Yapılacak iş, kolluk araştırması ve muhtarlık vasıtası ile davalı işverenin evinin bulunduğu apartmanda davacı ve davalıyı tanıyan komşular ile varsa bu apartmanda çalışan apartman görevlisini ve tarafları tanıyabilecek yakın çevrede bulunan işyerleri ile bu işyerlerinde çalışan kişileri tespit edip tanık sıfatıyla beyanlarını almak, tanık beyanları arasındaki çelişkiyi gidermek, davacının dava konusu dönemde bildirimi yapılan Best Reklam Paz ve Org San ve Tic A.Ş. ünvanlı ve 1016219 sicil numaralı işyerinin dava konusu döneme ait dönem bordrolarında adı bulunan kişileri belirleyip tanık olarak beyanlarını almak, davacının çalışmasının bu işyerinde veya davalıya ait evde geçip geçmediğini araştırmak, davacının çalışmalarının davalının evinde geçtiğinin anlaşılması halinde haftada kaç gün davalının evine geldiğini belirlemek, davacının çalışmasının tam gün veya part-time olup olmadığını araştırmak, part-time çalışma olduğu anlaşılırsa gerektiğinde bilirkişi düşüncesine de başvurulmak suretiyle davacının günde kaç saat çalışmış olabileceğini belirlemek, giderek haftalık ve aylık çalışma sürelerini tespit etmek, 4857 sayılı İş Kanunu’nun 63. maddesi gereğince 7.5 saat çalışma bir günlük çalışma hesabı ile kaç iş gününe karşılık olduğu hususunu açıkça saptamak ve çıkacak sonuca göre karar vermekten ibarettir.
Mahkemece, bu maddi ve hukuki olgular gözönünde tutulmaksızın eksik inceleme ve araştırma ile yazılı şekilde hüküm kurulması usul ve yasaya aykırı olup bozma nedenidir.

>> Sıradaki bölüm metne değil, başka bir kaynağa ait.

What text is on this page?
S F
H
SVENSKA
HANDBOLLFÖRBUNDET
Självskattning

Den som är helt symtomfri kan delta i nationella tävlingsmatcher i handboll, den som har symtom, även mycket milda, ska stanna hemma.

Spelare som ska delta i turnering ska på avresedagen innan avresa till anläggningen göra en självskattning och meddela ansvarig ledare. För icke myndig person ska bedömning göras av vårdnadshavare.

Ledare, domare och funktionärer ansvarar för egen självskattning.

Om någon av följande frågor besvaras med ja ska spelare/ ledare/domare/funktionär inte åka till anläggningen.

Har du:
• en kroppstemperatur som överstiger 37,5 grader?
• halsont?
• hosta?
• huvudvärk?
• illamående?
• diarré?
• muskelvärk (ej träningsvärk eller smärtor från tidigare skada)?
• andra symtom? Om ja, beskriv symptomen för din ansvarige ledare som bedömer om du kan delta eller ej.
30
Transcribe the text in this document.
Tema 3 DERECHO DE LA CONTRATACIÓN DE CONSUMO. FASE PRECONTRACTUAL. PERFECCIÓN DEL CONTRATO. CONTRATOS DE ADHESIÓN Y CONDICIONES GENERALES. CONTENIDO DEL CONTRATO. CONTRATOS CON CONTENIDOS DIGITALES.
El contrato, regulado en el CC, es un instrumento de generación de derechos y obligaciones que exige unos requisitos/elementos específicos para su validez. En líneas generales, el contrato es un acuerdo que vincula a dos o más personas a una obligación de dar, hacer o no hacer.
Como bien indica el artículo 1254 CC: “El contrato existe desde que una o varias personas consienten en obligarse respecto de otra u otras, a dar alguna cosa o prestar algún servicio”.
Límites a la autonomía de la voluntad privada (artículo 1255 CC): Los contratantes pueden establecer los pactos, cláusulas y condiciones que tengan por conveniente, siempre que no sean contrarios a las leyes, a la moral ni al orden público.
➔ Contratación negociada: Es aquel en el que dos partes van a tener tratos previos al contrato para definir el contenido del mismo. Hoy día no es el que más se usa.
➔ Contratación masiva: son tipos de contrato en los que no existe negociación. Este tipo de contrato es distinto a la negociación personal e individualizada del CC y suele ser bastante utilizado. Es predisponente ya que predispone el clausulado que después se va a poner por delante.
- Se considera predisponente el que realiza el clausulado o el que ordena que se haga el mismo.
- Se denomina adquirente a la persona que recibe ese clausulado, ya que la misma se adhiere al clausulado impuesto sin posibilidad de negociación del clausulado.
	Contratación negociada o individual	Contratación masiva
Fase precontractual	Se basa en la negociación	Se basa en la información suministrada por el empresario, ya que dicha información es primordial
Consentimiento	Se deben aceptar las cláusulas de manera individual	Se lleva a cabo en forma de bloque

O halde, davacı vekilinin bu yönleri amaçlayan temyiz itirazları kabul edilmeli ve hüküm bozulmalıdır.
SONUÇ: Hükmün yukarıda açıklanan nedenlerle BOZULMASINA, temyiz harcının istek halinde temyiz edene iadesine, 10/09/2015 gününde oybirliğiyle karar verildi.